How do you criticize misanthropy if everyone in the world actually deserves to be hated? So begs the question when listening to Rainbow Grave’s 6 track sludge punk debut No You – worthiness of human life aside, the Birmingham quartet, led by vocalist Nicholas Bullen (founding member of Napalm Death and co-founder of 90s industrial dubstep act Scorn), set out to prove why living in a perpetual state of blissful ignorance about the terminal condition of the world and life in general is a far worse fate than just putting a bullet in your head. To hell with anti-establishment and simply stamp a target on everyone’s back and be done with it. This brand of addictive nihilistic sociopathy doesn’t just form in a vacuum – it takes years of momentum to gain the strength to take blistering form.

Rainbow Grave ‘No You’

With a lineup including John Pickering (formerly of Cain, Doom, Police Bastards, among others) on guitars, Nathan Warner (Bee Stung Lips) on bass, and James Commander on drums, the band often relies on a foundation of improvisation, taking one driving riff or rhythm and pounding it into your skull like the blunt end of a rusty blade; discordant drones and abrasive feedback play well with Bullen’s vocal spew – lyrics synonymous with disgust and resignation to the nth degree align for some pretty blunt assertions – “…I hate your face” caps off a long list of hated things on album opener Ten Million Tons Of Shit. Bullen says the track isn’t about anyone in particular but you can’t help but think he’s lumped the entire modern world’s population into one cesspool as the reason for his negativity and the target for his (and the group’s) angst.

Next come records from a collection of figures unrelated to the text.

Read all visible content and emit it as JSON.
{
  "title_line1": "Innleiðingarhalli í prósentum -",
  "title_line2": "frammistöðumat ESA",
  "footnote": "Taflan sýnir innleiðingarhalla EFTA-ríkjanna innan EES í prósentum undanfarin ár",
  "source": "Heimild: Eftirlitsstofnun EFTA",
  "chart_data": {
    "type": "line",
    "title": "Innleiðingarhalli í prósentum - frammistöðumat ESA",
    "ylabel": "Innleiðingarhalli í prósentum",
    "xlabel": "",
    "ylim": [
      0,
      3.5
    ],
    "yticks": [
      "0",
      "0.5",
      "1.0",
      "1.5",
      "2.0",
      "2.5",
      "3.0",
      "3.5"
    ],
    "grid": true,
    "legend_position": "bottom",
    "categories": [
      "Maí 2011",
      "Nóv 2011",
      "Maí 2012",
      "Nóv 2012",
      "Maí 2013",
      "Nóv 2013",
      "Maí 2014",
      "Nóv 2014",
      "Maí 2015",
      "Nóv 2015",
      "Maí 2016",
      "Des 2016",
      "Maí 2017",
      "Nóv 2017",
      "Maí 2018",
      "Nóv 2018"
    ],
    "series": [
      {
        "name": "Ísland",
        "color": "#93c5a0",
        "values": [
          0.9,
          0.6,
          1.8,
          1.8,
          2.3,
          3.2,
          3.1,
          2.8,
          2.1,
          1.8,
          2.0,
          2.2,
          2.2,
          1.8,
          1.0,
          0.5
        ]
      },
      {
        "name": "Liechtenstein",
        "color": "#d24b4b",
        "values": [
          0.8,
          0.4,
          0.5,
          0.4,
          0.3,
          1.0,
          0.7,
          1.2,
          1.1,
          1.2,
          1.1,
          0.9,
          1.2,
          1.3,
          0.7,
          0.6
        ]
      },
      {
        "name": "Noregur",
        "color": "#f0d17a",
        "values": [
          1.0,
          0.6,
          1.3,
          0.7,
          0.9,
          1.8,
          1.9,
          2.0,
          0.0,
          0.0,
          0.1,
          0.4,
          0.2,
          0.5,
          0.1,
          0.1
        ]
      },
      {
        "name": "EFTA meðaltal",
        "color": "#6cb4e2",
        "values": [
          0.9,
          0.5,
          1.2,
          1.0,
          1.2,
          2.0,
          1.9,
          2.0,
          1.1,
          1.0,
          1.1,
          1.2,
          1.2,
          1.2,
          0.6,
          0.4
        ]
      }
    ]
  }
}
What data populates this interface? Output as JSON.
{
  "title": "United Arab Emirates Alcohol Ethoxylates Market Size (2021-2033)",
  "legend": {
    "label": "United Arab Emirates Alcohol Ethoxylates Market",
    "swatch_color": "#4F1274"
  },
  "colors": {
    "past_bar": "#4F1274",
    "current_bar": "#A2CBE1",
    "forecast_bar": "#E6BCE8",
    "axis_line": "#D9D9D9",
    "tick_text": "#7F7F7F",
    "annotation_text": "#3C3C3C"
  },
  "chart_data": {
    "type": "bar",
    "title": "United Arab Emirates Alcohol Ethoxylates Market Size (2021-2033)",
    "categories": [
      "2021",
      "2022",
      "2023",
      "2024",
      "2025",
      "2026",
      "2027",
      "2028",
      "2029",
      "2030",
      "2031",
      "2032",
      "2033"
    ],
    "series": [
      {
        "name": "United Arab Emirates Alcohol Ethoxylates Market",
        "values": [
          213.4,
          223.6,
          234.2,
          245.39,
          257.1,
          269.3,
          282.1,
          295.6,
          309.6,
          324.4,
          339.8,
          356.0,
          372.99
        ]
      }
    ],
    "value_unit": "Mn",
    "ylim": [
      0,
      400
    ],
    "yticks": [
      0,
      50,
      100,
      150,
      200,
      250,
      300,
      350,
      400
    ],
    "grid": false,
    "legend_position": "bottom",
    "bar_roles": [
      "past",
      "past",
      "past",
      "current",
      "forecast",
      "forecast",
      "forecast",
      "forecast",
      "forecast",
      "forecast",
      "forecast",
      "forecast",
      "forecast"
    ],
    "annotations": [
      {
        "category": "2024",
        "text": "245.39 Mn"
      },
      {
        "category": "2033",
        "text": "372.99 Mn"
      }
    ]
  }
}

discordant drones and abrasive feedback play well with Bullen’s vocal spew – lyrics synonymous with disgust and resignation to the nth degree…

But the deeper twist to this story is the ‘disappointment’ that follows any grand let-down. Hatred, from the band’s perspective, is only the beginning; hatred without hope for recourse or recovery creates a kind of existential agony that’s uncomfortable for most people to deal with. The darkly humorous mid-tempo rocker Brain Sick and Year Zero, in its plodding psych jazz dissonance, talk of manipulation of the weak minded, snuffed childhood dreams and meaningless futures – Bullen’s viewpoint on life’s spoiled rewards was just a seed during his teenage years penning lyrics for Napalm Death’s Scum, and similar to the requisite oppositional defiance that forms the behavioural foundation for antisocial personality types, the unbridled, anarchical punk detonations from his earlier days were just a beacon of what was to come. Ironically, challenging the status quo suggests an ultimate desire for change – a hope for something better; Rainbow Grave adopts a more seasoned perspective, graduating to the next stage of grief – acceptance that our future is dead.